Jan
23
Cinq morts à Kiev : les Occidentaux tergiversent

Face à la violence du régime, l'opposition ukrainienne attend une réaction plus forte de l'UE et des Etats-Unis

Les Etats-Unis ont répondu aux violences qui ont fait cinq morts, mercredi 22 janvier en Ukraine, par des restrictions de visas et des menaces de sanctions. Selon la porte-parole du département d'Etat, Marie Harf, qui s'est refusée à toute précision, plusieurs officiels ukrainiens considérés comme responsables de la répression contre des manifestants pacifiques ont vu leur visa suspendu.

Alors que des émeutes ont fait leurs premiers morts à Kiev, l'administration américaine a continué à réfléchir à d'éventuelles sanctions, une demande de l'opposition ukrainienne qui voudrait que les Occidentaux s'engagent plus nettement contre le président, Viktor Ianoukovitch, à qui elle reproche d'avoir renoncé, fin novembre 2013, à signer un accord d'association avec l'Union européenne au profit d'un rapprochement avec la Russie.Preuve, s'il en fallait, qu'entre le pain et la liberté les peuples choisissent toujours cette dernière!

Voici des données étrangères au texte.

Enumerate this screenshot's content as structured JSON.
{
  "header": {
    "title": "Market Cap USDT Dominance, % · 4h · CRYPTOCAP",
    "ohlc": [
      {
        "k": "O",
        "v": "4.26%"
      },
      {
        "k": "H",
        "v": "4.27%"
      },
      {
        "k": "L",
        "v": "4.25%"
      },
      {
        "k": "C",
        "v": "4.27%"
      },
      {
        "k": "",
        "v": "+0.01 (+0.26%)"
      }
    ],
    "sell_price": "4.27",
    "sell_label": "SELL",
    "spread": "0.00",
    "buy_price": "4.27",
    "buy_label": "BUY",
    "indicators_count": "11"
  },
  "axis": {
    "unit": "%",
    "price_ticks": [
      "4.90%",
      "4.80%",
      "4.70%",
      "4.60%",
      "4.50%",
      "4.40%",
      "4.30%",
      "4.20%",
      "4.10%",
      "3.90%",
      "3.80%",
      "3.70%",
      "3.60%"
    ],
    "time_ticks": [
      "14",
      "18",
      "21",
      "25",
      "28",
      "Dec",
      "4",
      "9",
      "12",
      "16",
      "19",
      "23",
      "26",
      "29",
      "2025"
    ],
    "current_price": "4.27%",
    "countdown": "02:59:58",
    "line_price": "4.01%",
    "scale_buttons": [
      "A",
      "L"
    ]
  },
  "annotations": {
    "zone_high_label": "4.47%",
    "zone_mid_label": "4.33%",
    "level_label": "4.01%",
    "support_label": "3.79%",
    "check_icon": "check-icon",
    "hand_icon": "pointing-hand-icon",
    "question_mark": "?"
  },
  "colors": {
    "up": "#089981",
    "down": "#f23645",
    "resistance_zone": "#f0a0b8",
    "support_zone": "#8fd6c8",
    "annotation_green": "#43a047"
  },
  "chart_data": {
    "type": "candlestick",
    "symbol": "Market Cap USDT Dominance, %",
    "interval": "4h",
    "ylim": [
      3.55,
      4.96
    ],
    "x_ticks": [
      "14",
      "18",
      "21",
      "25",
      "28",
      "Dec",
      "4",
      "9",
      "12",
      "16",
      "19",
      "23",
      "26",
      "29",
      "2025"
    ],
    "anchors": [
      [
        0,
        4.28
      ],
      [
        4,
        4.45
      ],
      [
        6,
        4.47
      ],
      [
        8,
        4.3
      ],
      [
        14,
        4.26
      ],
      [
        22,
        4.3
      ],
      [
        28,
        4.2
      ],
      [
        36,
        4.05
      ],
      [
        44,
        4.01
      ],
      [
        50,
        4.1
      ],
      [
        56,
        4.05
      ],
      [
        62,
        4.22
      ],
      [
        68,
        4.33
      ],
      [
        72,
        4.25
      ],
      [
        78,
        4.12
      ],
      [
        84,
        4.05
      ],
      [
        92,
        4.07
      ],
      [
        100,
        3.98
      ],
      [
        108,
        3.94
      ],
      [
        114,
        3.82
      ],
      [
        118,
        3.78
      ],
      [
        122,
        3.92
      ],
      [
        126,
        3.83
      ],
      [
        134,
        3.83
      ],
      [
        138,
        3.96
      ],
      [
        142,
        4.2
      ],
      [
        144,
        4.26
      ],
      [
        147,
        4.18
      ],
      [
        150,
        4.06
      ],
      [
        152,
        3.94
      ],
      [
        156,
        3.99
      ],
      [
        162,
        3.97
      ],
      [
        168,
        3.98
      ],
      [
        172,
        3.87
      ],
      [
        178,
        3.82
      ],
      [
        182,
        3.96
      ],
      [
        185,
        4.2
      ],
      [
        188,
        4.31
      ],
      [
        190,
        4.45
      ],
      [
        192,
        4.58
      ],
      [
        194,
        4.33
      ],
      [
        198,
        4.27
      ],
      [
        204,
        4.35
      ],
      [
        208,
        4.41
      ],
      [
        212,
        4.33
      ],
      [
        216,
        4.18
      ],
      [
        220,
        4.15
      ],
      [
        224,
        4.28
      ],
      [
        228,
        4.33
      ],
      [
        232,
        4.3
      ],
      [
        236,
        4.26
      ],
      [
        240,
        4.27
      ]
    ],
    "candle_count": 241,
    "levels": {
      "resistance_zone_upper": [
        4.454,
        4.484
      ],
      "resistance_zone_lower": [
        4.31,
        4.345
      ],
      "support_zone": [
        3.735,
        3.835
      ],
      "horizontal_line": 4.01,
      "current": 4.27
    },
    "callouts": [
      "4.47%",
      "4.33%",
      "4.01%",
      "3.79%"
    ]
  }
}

Mais le dossier ukrainien ne fait pas partie des priorités américaines, d'autant que l'administration Obama est actuellement engagée dans un dialogue délicat avec Moscou, que ce soit sur la Syrie ou la sécurité des Jeux olympiques de Sotchi. Déjà, la Russie a dénoncé des " ingérences étrangères " dans les affaires de l'Ukraine, mercredi, par la voix du vice-ministre des affaires étrangères, Grigori Karassine. La veille, c'était le ministre Sergueï Lavrov qui dénonçait une situation hors de contrôle. " Apparemment, quelqu'un est intéressé par ce chaos ", a-t-il lancé dans une conférence de presse à Moscou.

L'administration Obama est désireuse de manifester sa sympathie aux manifestants proeuropéens sans avoir l'air d'encourager la révolte, tout en se méfiant des débordements. Mercredi, Mme Harf a mis en garde contre les dérapages causés par " de petits groupes d'extrême droite ". En décembre, la secrétaire d'Etat adjointe pour l'Europe, Victoria Nuland, s'était rendue à Kiev, en plein milieu des manifestations.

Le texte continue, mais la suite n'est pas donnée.